Étoile perdue

Suis-je dans le noir ou ai-je les yeux fermés ? Peut être les deux. Depuis la tombée de la nuit, je ne cesse d’interroger les étoiles et la lune, témoins de mes peines. Jusqu’à cet instant où les paroles de mon père résonnèrent encore dans mon esprit, je me ressassais le film de cette journée inoubliable.
Par un jour d’été, alors que mes frères et moi étions entrain de jouer dans la cours, ma mère m’interpella et me fit venir à elle. Elle ne manqua pas de me montrer son affection comme elle l’eut toujours fait depuis ma naissance.
Dieu ne dort mon fils ! t’es-tu bien amusé ?
Oui maman, Pakita et moi avons joué à la roue et c’était génial !
Dis donc mon chéri, tu as mangé depuis que je suis sortie ce matin ?
Oui ! mais j’ai déjà faim.
Dans un éclat de rire, ma mère me pris par l’épaule telle une louve protégeant son petit et s’exclama : « Que tu es gourmand mon garçon ! ».
Dit maman...
Je t’écoute mon brave soldat.
Excité comme une puce, je regardai maman dans les yeux et je lui demandai :
Tu m’as rapporté quelque chose du marché ?
Que tu es charmant ! Viens donc avec moi dans la cuisine.
Nous nous dirigeâmes dans cette pièce faite en briques de terre battue où ma mère rangeait ses veilles casseroles toutes noircies par le feu de bois. Au centre de la pièce se trouvait les trois pierres qui servaient de support pour les casseroles vieillies par le temps. Juste là, près de la cuisine au toit de paille se dressaient quatre murs érigés par mon père qui seul avait le droit d’y entrer. Maman m’offrit un gros beignet que j’engloutis aussitôt. Mais avant même que je ne pu me sauver pour aller reprendre le jeu où je l’avais arrêté, maman me confia une assiette pleine d’arachide fraîches bouillies que je portai sans tarder à mon père.

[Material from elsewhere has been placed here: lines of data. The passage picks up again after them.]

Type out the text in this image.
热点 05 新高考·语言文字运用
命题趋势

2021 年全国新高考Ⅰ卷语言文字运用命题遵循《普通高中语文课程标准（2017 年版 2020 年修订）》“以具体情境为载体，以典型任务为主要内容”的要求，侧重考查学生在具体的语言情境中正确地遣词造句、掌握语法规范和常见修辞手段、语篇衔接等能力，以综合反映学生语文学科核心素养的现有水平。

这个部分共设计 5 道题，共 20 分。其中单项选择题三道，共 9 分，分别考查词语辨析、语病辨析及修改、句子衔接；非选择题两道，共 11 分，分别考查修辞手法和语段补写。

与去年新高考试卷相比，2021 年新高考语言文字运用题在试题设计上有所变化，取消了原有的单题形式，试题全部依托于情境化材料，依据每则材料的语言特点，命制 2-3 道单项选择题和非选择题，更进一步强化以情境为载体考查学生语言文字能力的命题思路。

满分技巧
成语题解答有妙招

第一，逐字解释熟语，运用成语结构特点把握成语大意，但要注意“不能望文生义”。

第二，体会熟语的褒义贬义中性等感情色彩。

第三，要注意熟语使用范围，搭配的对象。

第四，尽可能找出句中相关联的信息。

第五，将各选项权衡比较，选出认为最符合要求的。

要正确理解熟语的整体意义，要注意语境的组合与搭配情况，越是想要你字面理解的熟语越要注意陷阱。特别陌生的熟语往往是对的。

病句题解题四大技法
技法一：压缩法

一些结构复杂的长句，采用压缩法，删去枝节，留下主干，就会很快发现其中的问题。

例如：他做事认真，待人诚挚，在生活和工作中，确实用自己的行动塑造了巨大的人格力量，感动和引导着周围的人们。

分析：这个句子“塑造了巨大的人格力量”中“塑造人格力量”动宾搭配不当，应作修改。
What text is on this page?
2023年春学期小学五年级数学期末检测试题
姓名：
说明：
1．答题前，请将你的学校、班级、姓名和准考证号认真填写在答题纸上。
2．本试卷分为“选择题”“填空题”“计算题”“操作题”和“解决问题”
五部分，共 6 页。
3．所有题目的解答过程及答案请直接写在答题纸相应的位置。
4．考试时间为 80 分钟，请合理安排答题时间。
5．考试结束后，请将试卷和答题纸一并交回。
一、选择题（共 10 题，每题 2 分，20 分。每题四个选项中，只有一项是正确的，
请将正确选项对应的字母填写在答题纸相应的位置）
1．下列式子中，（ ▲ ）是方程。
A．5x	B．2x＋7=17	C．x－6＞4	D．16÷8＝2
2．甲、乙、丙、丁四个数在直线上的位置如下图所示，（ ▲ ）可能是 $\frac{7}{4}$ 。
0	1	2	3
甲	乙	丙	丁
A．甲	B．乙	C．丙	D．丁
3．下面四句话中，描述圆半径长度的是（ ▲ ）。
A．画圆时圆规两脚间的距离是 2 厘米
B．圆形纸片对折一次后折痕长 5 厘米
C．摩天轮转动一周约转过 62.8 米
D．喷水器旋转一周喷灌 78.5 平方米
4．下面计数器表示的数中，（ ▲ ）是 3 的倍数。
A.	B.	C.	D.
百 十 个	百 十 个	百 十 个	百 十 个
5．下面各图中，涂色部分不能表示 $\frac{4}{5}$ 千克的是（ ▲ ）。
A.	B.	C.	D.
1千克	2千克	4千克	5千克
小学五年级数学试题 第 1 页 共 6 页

Mon père, autre fois imposant par sa carrure était devenu un homme affaibli par l’âge mais surtout par les querelles qui n’en finissaient pas entre ses épouses. L’assiette en main, avec un air jovial, je m’imaginais déjà de quel prétexte j’allais user pour recevoir un peu plus d’arachide de la part de mon père. Je longeai le couloir qui menait dans la grande cours au milieu de laquelle il était assis sous le soleil ardant du midi annonçant sans doute la pluie. La clôture faite en bois de raphia et d’autres matériaux redoutés pour leurs vertus magiques formait une sorte de muraille physique et spirituelle au sein de laquelle nous nous trouvions. On y distinguait deux points d’eau contournés par des allées en pavé bordées de gazon joliment taillé. Je me trouvais justement entre ces deux points d’eau sortant en jet quand je tombai nez à nez avec mon père dont je ne pu m’expliquer la présence à cet endroit alors que je le voyais encore assis là dans son fauteuil, au milieu de la cour. Je pris peur et je voulu m’enfuir. Mais il me rassura. Avant de se dissiper dans l’atmosphère, cette image de mon père que j’avais devant moi me remit une écorce tout en me faisant promettre de garder le silence sur ce qui venait d’arriver sous ce ciel qui commença à s’assombrir.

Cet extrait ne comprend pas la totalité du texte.